另一处诞生于佛寺的棋局为“天清图”, “王压饶晋士明黑先”,地点在东京州南婆台寺。婆台寺建于繁台,旧说繁台即古吹台,以繁姓居侧而名,《玉篇》泛姓也,《集韵》薄波切,音“婆”佛寺。“婆台寺”的俗称由此得来,正式的称谓为“天清寺”。据李镰《汴京遗迹志》记载,此寺为五代后周周世宗柴荣初建,建成之日恰好与周世宗生辰同日,遂命名为“天清节”,宋太宗二年重修,寺中塔高七层,元代遭焚毁,仅剩三层,明代永乐年间曾重建。

其余记载的棋局多诞生于道观:“上清图,东京于州东上清宫,晋士明饶朱逸民黑先”。 “酸泉图,东京于州南醛泉观,王压饶李百祥黑先”。

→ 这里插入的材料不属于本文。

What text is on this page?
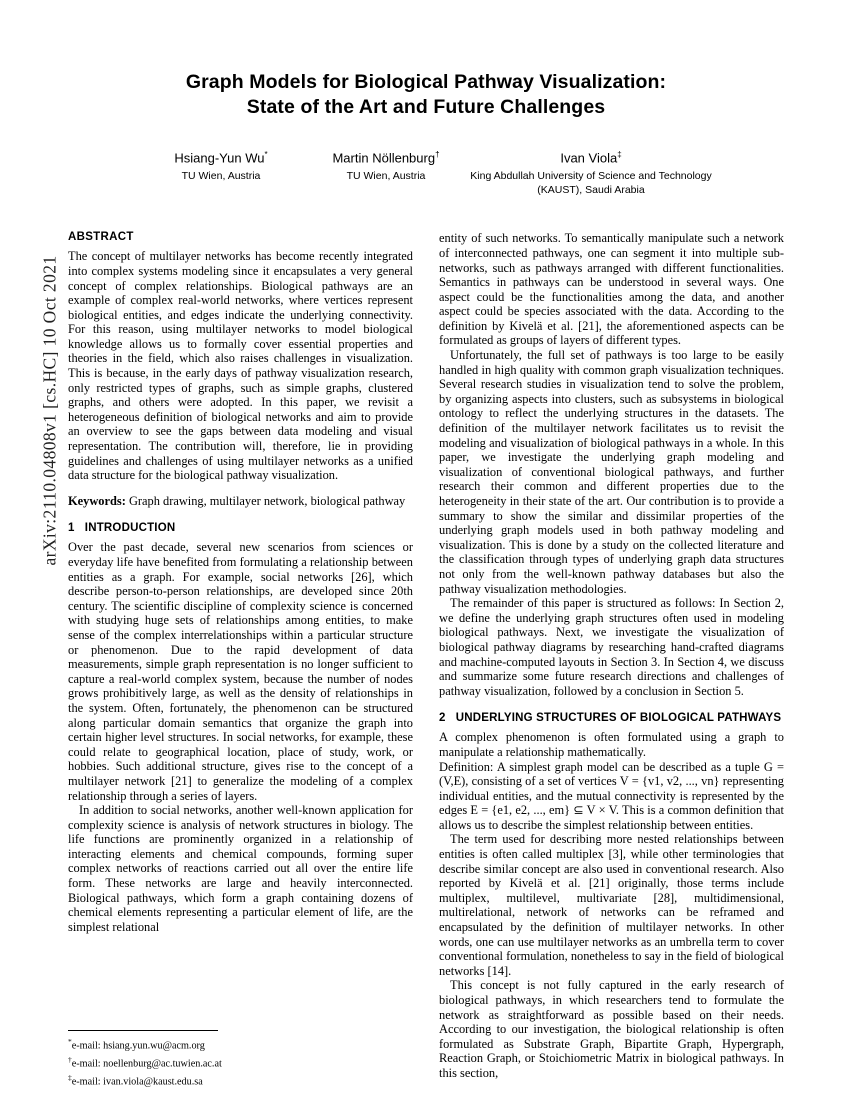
arXiv:2110.04808v1 [cs.HC] 10 Oct 2021
Graph Models for Biological Pathway Visualization:
State of the Art and Future Challenges
Hsiang-Yun Wu*
TU Wien, Austria
Martin Nöllenburg†
TU Wien, Austria
Ivan Viola‡
King Abdullah University of Science and Technology (KAUST), Saudi Arabia
ABSTRACT

The concept of multilayer networks has become recently integrated into complex systems modeling since it encapsulates a very general concept of complex relationships. Biological pathways are an example of complex real-world networks, where vertices represent biological entities, and edges indicate the underlying connectivity. For this reason, using multilayer networks to model biological knowledge allows us to formally cover essential properties and theories in the field, which also raises challenges in visualization. This is because, in the early days of pathway visualization research, only restricted types of graphs, such as simple graphs, clustered graphs, and others were adopted. In this paper, we revisit a heterogeneous definition of biological networks and aim to provide an overview to see the gaps between data modeling and visual representation. The contribution will, therefore, lie in providing guidelines and challenges of using multilayer networks as a unified data structure for the biological pathway visualization.

Keywords: Graph drawing, multilayer network, biological pathway
1 INTRODUCTION

Over the past decade, several new scenarios from sciences or everyday life have benefited from formulating a relationship between entities as a graph. For example, social networks [26], which describe person-to-person relationships, are developed since 20th century. The scientific discipline of complexity science is concerned with studying huge sets of relationships among entities, to make sense of the complex interrelationships within a particular structure or phenomenon. Due to the rapid development of data measurements, simple graph representation is no longer sufficient to capture a real-world complex system, because the number of nodes grows prohibitively large, as well as the density of relationships in the system. Often, fortunately, the phenomenon can be structured along particular domain semantics that organize the graph into certain higher level structures. In social networks, for example, these could relate to geographical location, place of study, work, or hobbies. Such additional structure, gives rise to the concept of a multilayer network [21] to generalize the modeling of a complex relationship through a series of layers.

In addition to social networks, another well-known application for complexity science is analysis of network structures in biology. The life functions are prominently organized in a relationship of interacting elements and chemical compounds, forming super complex networks of reactions carried out all over the entire life form. These networks are large and heavily interconnected. Biological pathways, which form a graph containing dozens of chemical elements representing a particular element of life, are the simplest relational

*e-mail: hsiang.yun.wu@acm.org
†e-mail: noellenburg@ac.tuwien.ac.at
‡e-mail: ivan.viola@kaust.edu.sa

entity of such networks. To semantically manipulate such a network of interconnected pathways, one can segment it into multiple sub-networks, such as pathways arranged with different functionalities. Semantics in pathways can be understood in several ways. One aspect could be the functionalities among the data, and another aspect could be species associated with the data. According to the definition by Kivelä et al. [21], the aforementioned aspects can be formulated as groups of layers of different types.

Unfortunately, the full set of pathways is too large to be easily handled in high quality with common graph visualization techniques. Several research studies in visualization tend to solve the problem, by organizing aspects into clusters, such as subsystems in biological ontology to reflect the underlying structures in the datasets. The definition of the multilayer network facilitates us to revisit the modeling and visualization of biological pathways in a whole. In this paper, we investigate the underlying graph modeling and visualization of conventional biological pathways, and further research their common and different properties due to the heterogeneity in their state of the art. Our contribution is to provide a summary to show the similar and dissimilar properties of the underlying graph models used in both pathway modeling and visualization. This is done by a study on the collected literature and the classification through types of underlying graph data structures not only from the well-known pathway databases but also the pathway visualization methodologies.

The remainder of this paper is structured as follows: In Section 2, we define the underlying graph structures often used in modeling biological pathways. Next, we investigate the visualization of biological pathway diagrams by researching hand-crafted diagrams and machine-computed layouts in Section 3. In Section 4, we discuss and summarize some future research directions and challenges of pathway visualization, followed by a conclusion in Section 5.

2 UNDERLYING STRUCTURES OF BIOLOGICAL PATHWAYS

A complex phenomenon is often formulated using a graph to manipulate a relationship mathematically.

Definition: A simplest graph model can be described as a tuple G = (V,E), consisting of a set of vertices V = {v1, v2, ..., vn} representing individual entities, and the mutual connectivity is represented by the edges E = {e1, e2, ..., em} ⊆ V × V. This is a common definition that allows us to describe the simplest relationship between entities.

The term used for describing more nested relationships between entities is often called multiplex [3], while other terminologies that describe similar concept are also used in conventional research. Also reported by Kivelä et al. [21] originally, those terms include multiplex, multilevel, multivariate [28], multidimensional, multirelational, network of networks can be reframed and encapsulated by the definition of multilayer networks. In other words, one can use multilayer networks as an umbrella term to cover conventional formulation, nonetheless to say in the field of biological networks [14].

This concept is not fully captured in the early research of biological pathways, in which researchers tend to formulate the network as straightforward as possible based on their needs. According to our investigation, the biological relationship is often formulated as Substrate Graph, Bipartite Graph, Hypergraph, Reaction Graph, or Stoichiometric Matrix in biological pathways. In this section,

“万寿图,东京于州北万寿观,郭范饶李百祥黑先”。“长生图,东京于万胜门里长生宫,刘仲甫饶王压黑先”。

孟元老《东京梦华录》载:“上清宫在新宋门里街北。以西茹山下院。酸泉观在东水门里。观音院在旧宋门后太庙南门。……长生宫在鹿家巷。……万寿观在旧酸枣门外十王宫前”。“佑神图,东京于州南五岳佑神观,郭范饶李百祥黑先。”

张驭寰《北宋东京城建筑复原研究》提到有两处“佑神观”,一处在水溃街东侧,一处在广利门内西侧。 “保真图,东京于州南保真宫,孙恍饶朱逸民黑先。”《沛京遗迹志》称:“酸泉观在东水门里。宋真宗大中祥符元年五月,泰山醋泉出,诏于其地建醋泉观。后复建于京城。金季兵毁。”

这些道教建筑现已不存在,只得借古人的记述得以一见。

宋代对对弈地点和场景的选择对后世产生了深远的影响。宋代职业围棋高度发展,围棋的竞技性也逐渐增强,与此同时,宋朝士大夫阶层在阶层内部兴起了一种去竞技化的士大夫棋。士大夫棋直接跨越了围棋“技”的层面,上升到“意”的层面,围棋的全部意义就在于陶冶情操,“本图忘物我,何必计输赢”。(徐核《棋赌赋诗输刘起居奥》)“胜固欣然,败亦可喜”(苏轼《观棋》),这种抛却技术追求意境的围棋观念为后世文人传承延续。

比如,现藏于台北故宫博物院的《明人十八学士图》(棋篇),常被误传为“宋十八学士图”。画中杨柳摇曳、蕉翠榴丹,奇古石筍点缀其间,棕榈、菖蒲、含羞草以盆栽的形式作为装饰,明显受到宋代文人对弈氛围的影响,烘托出近似于宋代文人棋的意境。